His aim wasn’t for the top-just the base, but Malibu resident Ted Vaill had to complete an arduous 100-mile trek through Nepal’s Himalayas to reach the base camp of Mt. Everest. On his trek, Vaill ascended and descended elevations of 18,000 feet and higher, and braved the Khumbu Icefall, which a close friend of his had died in many years earlier.
A fellow hut man that Vaill worked with in the Appalachian Mountain trails told Vaill of the opportunity to be a part of this trek, which took place mid-May to early April. Vaill, who had then been working on a video about the Shangri-La region, readily agreed to come and videotape the venture as well.
Vaill has 50 years experience in mountain climbing, including working as a park ranger in the Grand Teton National Park. To prepare for the Everest trip, he hiked the backbone trails of Malibu and the Sierras with heavy packs.
The group Vaill accompanied, led by Rick Wilcox, flew from Katmandu to Lukla (the Khumbu region of Nepal), where a 900-foot airstrip is carved out of the mountain. The 20-person group traveled with 20 Sherpas and cook boys, 20 porters and 10 yaks on trails that could only be traveled by foot. The yaks carried gear on mule bags, but the hikers still had to carry heavy daypacks for food, blankets and other immediate essential items.
The first day of the trek, Vaill and his team encountered a hailstorm, which rained down three to four inches of hail. Temperatures reached as low as 0 degrees Fahrenheit at base camp, and went below freezing in the mornings before the hikers awoke. “So needless to say, we had very well-lined sleeping bags and tents,” Vaill said in a recent interview.
Vaill’s team initially went up Goky Peak, which stands at 18,000 feet elevation. Traversing the largest glacier in that region, they set up camp just below 17,000 feet. The team then went across the glacier-esque 17,777-foot Cho La Pass, to finally reach the Mt. Everest base camp, which lies between 18,000-19,000 feet in elevation.

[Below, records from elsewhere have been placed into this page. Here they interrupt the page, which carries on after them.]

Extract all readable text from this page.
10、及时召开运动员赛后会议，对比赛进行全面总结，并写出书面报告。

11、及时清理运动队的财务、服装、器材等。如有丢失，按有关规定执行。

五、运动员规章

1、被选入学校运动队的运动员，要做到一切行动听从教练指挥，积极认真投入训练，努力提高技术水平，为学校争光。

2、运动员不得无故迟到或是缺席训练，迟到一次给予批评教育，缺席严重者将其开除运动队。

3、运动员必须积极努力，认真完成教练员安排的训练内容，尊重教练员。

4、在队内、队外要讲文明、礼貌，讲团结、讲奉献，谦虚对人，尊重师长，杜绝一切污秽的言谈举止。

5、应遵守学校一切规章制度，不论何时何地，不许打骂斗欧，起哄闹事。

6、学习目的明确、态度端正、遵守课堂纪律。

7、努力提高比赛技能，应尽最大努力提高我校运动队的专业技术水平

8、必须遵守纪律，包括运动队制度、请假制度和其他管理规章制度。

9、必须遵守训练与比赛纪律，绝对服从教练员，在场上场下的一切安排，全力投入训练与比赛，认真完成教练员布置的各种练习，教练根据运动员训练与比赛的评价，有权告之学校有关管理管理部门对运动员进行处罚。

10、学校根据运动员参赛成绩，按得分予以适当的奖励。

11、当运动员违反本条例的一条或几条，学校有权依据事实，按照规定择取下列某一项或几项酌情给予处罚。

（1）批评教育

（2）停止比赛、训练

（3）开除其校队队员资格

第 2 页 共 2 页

“The secret is not to go too high too fast, because of the serious illness hikers attain when they climb up in elevation too quickly,” Vail explained.
Other dangers included the Khumbu Glacier Icefall, which remains a serious threat since it’s constantly moving and large sections of ice erratically come crashing down. Vaill’s friend died at the Khumbu Icefall in 1963. There remains a memorial etched into the rock at this site.
Despite the treacherous mountainsides that the team often could not pass without climbing equipment, Vaill said his Everest trip was very well planned, and had some added comforts. “It was done in the style of George Leigh Mallory on his trek to Mt. Everest in the 1920s,” Vaill said. The Sherpas, trained in the British tradition of tea at 4 p.m. and at wakeup time, served the team tea and biscuits, and followed similar practices found in the very first expedition to Everest, “so you were very comfortable even though you were out in the elements,” Vaill said.
This was not the first major expedition Vaill has undertaken. He led an expedition in Tibet in 1983, and was also a hut man in the Appalachian Mountains in New Hampshire during his college years in the late 1950s. The hut men would prepare the huts for campers to stay in and also provide dinner. Vaill said, in his 38 years of practicing entertainment law, trips like these helped lessen the rate of burnout, and gave him a better balance to his life.
Vaill is working on completing a 45-minute video covering the span of the Nepal trip, accompanied by narration. He hopes to run it on the local Channel 15.
Vaill just came back from Tibet, where he was finishing up filming a project he and a partner were originally working on. As for his next trip, Vaill said, “I can’t say where it will be, but I’m sure there will be one somewhere exciting in the year to come.”